Ich hätte sie um den Namen der Salbe bitten sollen, dann könnte ich jetzt den abgebrochenen Nippel an meinem Trockner wieder anheilen lassen und müsste nicht immer die Wasserkiste vor die Tür schieben, damit die Tür nicht ständig im Gebrauch aufgeht, das Gerät stoppt und ich hinterher stinkende halbfeuchte Wäsche da raussammeln muß. Sekundenkleber habe ich schon probiert. Das hält zwar Männer an der Zimmerdecke, aber keine Nippel in Trocknertüren. Warum man Männer an die Decke kleben will ist mir übrigens schleierhaft. Sehr dekorativ finde ich das nicht.

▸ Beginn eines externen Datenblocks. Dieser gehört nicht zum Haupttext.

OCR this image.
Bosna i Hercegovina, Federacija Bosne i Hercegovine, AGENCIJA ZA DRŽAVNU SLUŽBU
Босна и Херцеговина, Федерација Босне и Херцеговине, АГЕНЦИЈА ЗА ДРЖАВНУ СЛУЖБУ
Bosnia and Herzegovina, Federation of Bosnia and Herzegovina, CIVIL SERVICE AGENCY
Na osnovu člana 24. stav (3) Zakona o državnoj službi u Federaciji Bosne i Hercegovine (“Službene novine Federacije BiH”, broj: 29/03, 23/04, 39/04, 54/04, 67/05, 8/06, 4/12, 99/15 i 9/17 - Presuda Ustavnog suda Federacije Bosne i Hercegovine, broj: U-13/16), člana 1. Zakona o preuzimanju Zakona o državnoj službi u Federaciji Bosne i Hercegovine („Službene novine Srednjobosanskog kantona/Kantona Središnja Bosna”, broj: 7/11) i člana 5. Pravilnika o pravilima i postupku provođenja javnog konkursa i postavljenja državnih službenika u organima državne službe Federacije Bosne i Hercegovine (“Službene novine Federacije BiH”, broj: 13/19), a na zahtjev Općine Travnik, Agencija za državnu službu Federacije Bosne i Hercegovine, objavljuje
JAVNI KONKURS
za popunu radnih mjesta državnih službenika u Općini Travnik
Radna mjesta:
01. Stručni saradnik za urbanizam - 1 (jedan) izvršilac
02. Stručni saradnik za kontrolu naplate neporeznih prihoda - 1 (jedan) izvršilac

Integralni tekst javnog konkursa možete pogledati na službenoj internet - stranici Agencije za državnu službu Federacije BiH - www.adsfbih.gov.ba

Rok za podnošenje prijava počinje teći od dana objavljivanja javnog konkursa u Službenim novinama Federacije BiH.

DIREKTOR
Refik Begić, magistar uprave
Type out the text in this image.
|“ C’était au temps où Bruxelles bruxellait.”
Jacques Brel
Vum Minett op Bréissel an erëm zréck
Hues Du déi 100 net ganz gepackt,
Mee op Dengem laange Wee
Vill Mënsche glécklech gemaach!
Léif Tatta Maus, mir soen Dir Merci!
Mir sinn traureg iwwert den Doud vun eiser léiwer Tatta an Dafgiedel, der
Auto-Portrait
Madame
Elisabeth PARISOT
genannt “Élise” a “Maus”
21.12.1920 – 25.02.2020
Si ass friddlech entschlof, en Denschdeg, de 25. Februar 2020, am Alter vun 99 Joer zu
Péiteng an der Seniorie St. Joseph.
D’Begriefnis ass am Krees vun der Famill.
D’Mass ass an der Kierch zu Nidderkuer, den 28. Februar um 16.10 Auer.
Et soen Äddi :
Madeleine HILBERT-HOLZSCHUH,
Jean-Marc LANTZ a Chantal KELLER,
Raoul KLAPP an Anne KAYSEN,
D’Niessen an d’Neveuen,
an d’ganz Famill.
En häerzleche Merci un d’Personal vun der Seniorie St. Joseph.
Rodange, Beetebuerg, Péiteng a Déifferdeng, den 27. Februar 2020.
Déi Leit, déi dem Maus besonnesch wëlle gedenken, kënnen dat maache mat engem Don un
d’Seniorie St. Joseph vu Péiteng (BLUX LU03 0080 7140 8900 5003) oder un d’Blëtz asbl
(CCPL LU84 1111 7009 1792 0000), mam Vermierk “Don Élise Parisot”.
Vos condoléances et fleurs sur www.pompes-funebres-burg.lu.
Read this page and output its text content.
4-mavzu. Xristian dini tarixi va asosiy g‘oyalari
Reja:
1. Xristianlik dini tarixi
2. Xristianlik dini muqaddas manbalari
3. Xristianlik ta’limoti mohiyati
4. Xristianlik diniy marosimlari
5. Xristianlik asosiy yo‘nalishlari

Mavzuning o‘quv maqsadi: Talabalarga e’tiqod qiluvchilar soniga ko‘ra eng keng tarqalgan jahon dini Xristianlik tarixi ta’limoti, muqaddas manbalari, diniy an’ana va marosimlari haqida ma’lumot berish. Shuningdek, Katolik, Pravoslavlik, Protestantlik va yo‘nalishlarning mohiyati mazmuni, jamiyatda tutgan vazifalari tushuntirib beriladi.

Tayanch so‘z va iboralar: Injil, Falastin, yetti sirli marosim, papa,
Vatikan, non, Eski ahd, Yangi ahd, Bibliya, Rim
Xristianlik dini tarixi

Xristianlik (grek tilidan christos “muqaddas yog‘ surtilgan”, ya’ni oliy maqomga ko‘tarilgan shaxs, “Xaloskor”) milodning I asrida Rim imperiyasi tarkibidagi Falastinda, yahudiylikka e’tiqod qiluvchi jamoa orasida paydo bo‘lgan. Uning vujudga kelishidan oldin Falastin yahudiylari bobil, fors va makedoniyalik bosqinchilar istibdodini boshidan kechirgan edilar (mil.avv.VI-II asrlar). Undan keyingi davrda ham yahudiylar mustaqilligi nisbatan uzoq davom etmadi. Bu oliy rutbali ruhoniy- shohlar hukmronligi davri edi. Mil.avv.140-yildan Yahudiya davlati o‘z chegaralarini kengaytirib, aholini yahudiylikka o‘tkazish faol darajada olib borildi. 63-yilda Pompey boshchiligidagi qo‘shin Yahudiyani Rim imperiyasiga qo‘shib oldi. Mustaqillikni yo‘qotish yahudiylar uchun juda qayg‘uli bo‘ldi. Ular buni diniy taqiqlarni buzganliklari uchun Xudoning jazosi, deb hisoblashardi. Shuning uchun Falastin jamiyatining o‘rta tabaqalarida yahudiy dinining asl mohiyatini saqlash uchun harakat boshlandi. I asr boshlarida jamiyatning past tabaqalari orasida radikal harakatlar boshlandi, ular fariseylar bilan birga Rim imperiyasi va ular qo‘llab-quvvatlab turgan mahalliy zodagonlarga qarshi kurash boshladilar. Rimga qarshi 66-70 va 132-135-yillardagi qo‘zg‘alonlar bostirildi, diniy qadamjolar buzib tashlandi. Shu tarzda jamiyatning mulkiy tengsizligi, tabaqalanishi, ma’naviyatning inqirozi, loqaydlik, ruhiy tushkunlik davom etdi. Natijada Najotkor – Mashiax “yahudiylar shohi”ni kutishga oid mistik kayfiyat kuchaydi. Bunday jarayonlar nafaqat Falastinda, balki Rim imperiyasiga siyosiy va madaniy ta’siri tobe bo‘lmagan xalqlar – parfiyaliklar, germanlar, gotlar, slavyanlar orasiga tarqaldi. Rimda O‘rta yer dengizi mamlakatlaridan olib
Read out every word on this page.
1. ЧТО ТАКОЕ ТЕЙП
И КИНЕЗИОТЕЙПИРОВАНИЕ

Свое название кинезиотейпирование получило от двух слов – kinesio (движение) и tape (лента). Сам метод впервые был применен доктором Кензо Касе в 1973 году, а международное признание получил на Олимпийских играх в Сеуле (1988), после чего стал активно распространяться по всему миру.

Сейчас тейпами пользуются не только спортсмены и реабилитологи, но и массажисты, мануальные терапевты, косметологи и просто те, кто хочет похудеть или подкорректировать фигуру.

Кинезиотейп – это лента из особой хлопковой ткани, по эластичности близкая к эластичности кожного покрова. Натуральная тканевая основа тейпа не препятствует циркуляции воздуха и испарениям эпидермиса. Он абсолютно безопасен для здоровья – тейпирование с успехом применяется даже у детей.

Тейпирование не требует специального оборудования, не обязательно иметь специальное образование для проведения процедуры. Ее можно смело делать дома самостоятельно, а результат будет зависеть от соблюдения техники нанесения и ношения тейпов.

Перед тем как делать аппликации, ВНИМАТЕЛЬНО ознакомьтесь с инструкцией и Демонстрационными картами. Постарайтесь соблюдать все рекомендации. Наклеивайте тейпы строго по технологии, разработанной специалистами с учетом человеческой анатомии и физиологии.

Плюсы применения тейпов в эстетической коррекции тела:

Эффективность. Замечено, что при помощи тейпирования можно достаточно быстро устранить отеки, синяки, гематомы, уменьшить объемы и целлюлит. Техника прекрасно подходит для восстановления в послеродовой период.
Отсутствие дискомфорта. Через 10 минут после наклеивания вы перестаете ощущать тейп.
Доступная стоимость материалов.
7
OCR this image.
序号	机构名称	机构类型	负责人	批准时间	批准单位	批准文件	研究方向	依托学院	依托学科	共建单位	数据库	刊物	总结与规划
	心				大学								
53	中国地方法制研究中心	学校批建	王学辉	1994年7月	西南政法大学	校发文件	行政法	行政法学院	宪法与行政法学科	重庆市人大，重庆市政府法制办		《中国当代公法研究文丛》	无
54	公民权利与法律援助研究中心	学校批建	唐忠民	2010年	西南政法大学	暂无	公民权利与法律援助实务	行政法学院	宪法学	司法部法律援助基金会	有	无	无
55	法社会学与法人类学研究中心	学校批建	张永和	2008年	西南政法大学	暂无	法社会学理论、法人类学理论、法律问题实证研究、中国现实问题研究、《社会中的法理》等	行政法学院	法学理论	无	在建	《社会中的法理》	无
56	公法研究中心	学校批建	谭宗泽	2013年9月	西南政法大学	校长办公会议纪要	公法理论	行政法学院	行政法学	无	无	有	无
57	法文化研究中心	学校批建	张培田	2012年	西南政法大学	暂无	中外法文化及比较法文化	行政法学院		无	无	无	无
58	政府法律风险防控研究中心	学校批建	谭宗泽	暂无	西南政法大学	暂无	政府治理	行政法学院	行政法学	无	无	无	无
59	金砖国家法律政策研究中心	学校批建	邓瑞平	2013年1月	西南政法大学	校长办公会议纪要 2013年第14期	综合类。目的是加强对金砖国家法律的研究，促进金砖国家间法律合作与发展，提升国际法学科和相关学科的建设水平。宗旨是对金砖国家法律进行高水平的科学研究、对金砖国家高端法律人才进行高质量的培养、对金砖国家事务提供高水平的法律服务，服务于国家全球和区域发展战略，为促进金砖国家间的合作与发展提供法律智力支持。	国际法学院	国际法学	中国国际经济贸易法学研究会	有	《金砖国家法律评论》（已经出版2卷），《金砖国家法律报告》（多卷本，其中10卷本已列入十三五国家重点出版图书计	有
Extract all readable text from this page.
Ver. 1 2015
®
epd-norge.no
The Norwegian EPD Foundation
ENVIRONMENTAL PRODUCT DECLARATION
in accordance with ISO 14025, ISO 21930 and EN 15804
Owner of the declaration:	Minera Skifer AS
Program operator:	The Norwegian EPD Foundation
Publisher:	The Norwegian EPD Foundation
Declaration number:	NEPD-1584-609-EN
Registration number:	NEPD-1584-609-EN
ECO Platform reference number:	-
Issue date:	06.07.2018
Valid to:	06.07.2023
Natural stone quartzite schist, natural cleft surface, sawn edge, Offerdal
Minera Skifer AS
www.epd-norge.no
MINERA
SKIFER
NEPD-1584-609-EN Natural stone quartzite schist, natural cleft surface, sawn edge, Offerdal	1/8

Aber fangen wir den Gedanken mal wieder ein und kommen zurück zur Speicherleistung des internen Lemminggipfels.

Ich erinner mich an alles mögliche. Aber meinen Terminkalender habe ich nicht im Kopf. Ich weiß noch die Telefonnummer meiner ersten Wohnung, komme aber regelmäßig ins Schleudern mit meinem Paßwort in der Firma. Die Geburtstage von Bekannten, mit denen ich längst keinen Kontakt mehr habe, weiß ich noch, mir fallen bloß nicht mehr ihre Namen ein.

Was meine Lemminge nämlich überhaupt nicht können, ist die Verbindung von Gesichtern und Namen. Ich sehe meine Nachbarn geballt ungefähr zwei Mal im Jahr bei einer netten Zusammenkunft im Hof. Man verbringt einen schönen Abend, lüpft ordentlich einen, trägt sich gegenseitig schwankend zu den Haustüren und spätestens eine Woche später habe ich wieder vergessen wer wo wohnt, wer wer ist und vor allem, was die Sache unangenehm macht, mit wem ich mich jetzt Duze. Leider stehen an den Klingeln keine Vornamen, da könnte man vielleicht noch heimlich lernen, so muß ich mich in Zufallsunterhaltungen ständig rethorisch winden.

Und wenn mich einer außerhalb des Innenhofes ansprechen würde, würde ich den eh nicht mehr erkennen.

Seid also nachsichtig mit mir, wenn ich Euch nach einiger Zeit nicht mehr erkenne. Helft Eurem Lemming wieder auf den Gipfel, irgendwann wird er einer von denen sein, die die Gipfelnahen Vorsprünge bevölkern.

Vielleicht. Wie war noch mal Ihr Name?

Mittwoch, März 21, 2007

Die Welt ist bunt

Gestern abend war es dann soweit. Ein schöner Urlaub, vielmehr ein schönes langes Wochenende, ging zu Ende. Egal was immer für Diskussionen geführt werden, mir persönlich gefällt es in der Schweiz fabelhaft. Mir drängte sich auch noch nie der Eindruck auf, als würde der Durchschnittsschweizer Besuch aus Deutschland ablehnen. Im Gegenteil. Und das, wo ich regelmäßig mit leicht debilem Gesichtsausdruck durch die Gegend laufe und Dinge von mir gebe wie: "äh, ich verstehe leider kein Wort".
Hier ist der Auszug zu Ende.